# INSIGHTS Research

*Dr Tom McAuliffe – Arabesque AI*

In order to find an edge in hyper-competitive markets, at Arabesque AI we utilise ideas with their roots in a wide range of research areas, including computer science, maths, and physics. In this blog post we’ll consider computer vision (CV), a subfield of machine learning focused on the automated analysis of images. Artificial intelligence as a whole owes much of its success to breakthroughs in CV, and its broader relevance persists today.

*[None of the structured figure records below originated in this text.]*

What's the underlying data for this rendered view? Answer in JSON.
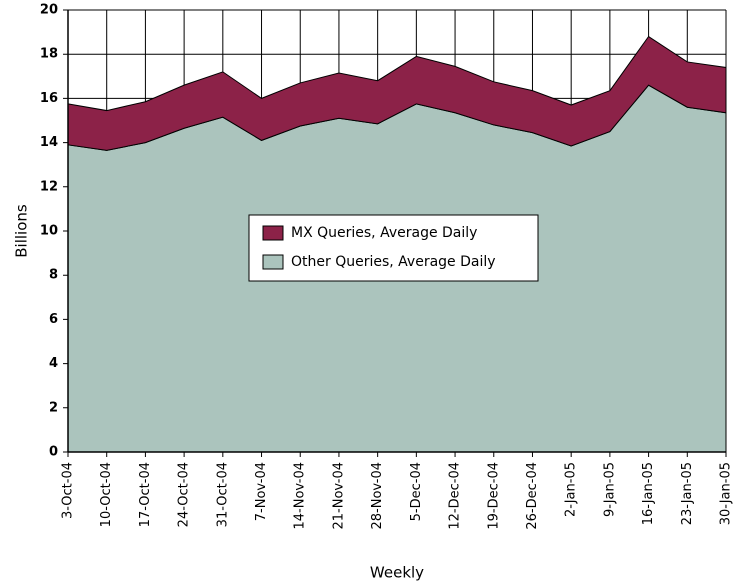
{
  "chart_data": {
    "type": "stacked_area",
    "x_label": "Weekly",
    "y_label": "Billions",
    "categories": [
      "3-Oct-04",
      "10-Oct-04",
      "17-Oct-04",
      "24-Oct-04",
      "31-Oct-04",
      "7-Nov-04",
      "14-Nov-04",
      "21-Nov-04",
      "28-Nov-04",
      "5-Dec-04",
      "12-Dec-04",
      "19-Dec-04",
      "26-Dec-04",
      "2-Jan-05",
      "9-Jan-05",
      "16-Jan-05",
      "23-Jan-05",
      "30-Jan-05"
    ],
    "series": [
      {
        "name": "MX Queries, Average Daily",
        "color": "#8c2248",
        "values": [
          1.85,
          1.8,
          1.85,
          1.95,
          2.05,
          1.9,
          1.95,
          2.05,
          1.95,
          2.15,
          2.1,
          1.95,
          1.9,
          1.85,
          1.85,
          2.2,
          2.05,
          2.05
        ]
      },
      {
        "name": "Other Queries, Average Daily",
        "color": "#abc4bd",
        "values": [
          13.9,
          13.65,
          14.0,
          14.65,
          15.15,
          14.1,
          14.75,
          15.1,
          14.85,
          15.75,
          15.35,
          14.8,
          14.45,
          13.85,
          14.5,
          16.6,
          15.6,
          15.35
        ]
      }
    ],
    "ylim": [
      0,
      20
    ],
    "yticks": [
      0,
      2,
      4,
      6,
      8,
      10,
      12,
      14,
      16,
      18,
      20
    ],
    "grid": true
  }
}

During the early 2010s the video gaming industry was booming, contributing to an increased supply of affordable graphical processing units (GPUs). This brought the back-propagation algorithm back into prominence for neural network training – perfectly suited for the massively parallel capabilities of GPUs. The ImageNet challenge conceived by Li *et al* [1] in 2006, asks competitors to classify 14 million photographs into one of approximately 20,000 categories; by leveraging the power of GPUs, in 2012 the AlexNet [2] convolutional neural network (CNN) surpassed all competition. It achieved an error rate marginally over 15%, almost 11% better than its closest rival. This breakthrough in CV, powered by ImageNet, CNNs, and GPU-powered back-propagation was a paradigm shift for artificial intelligence.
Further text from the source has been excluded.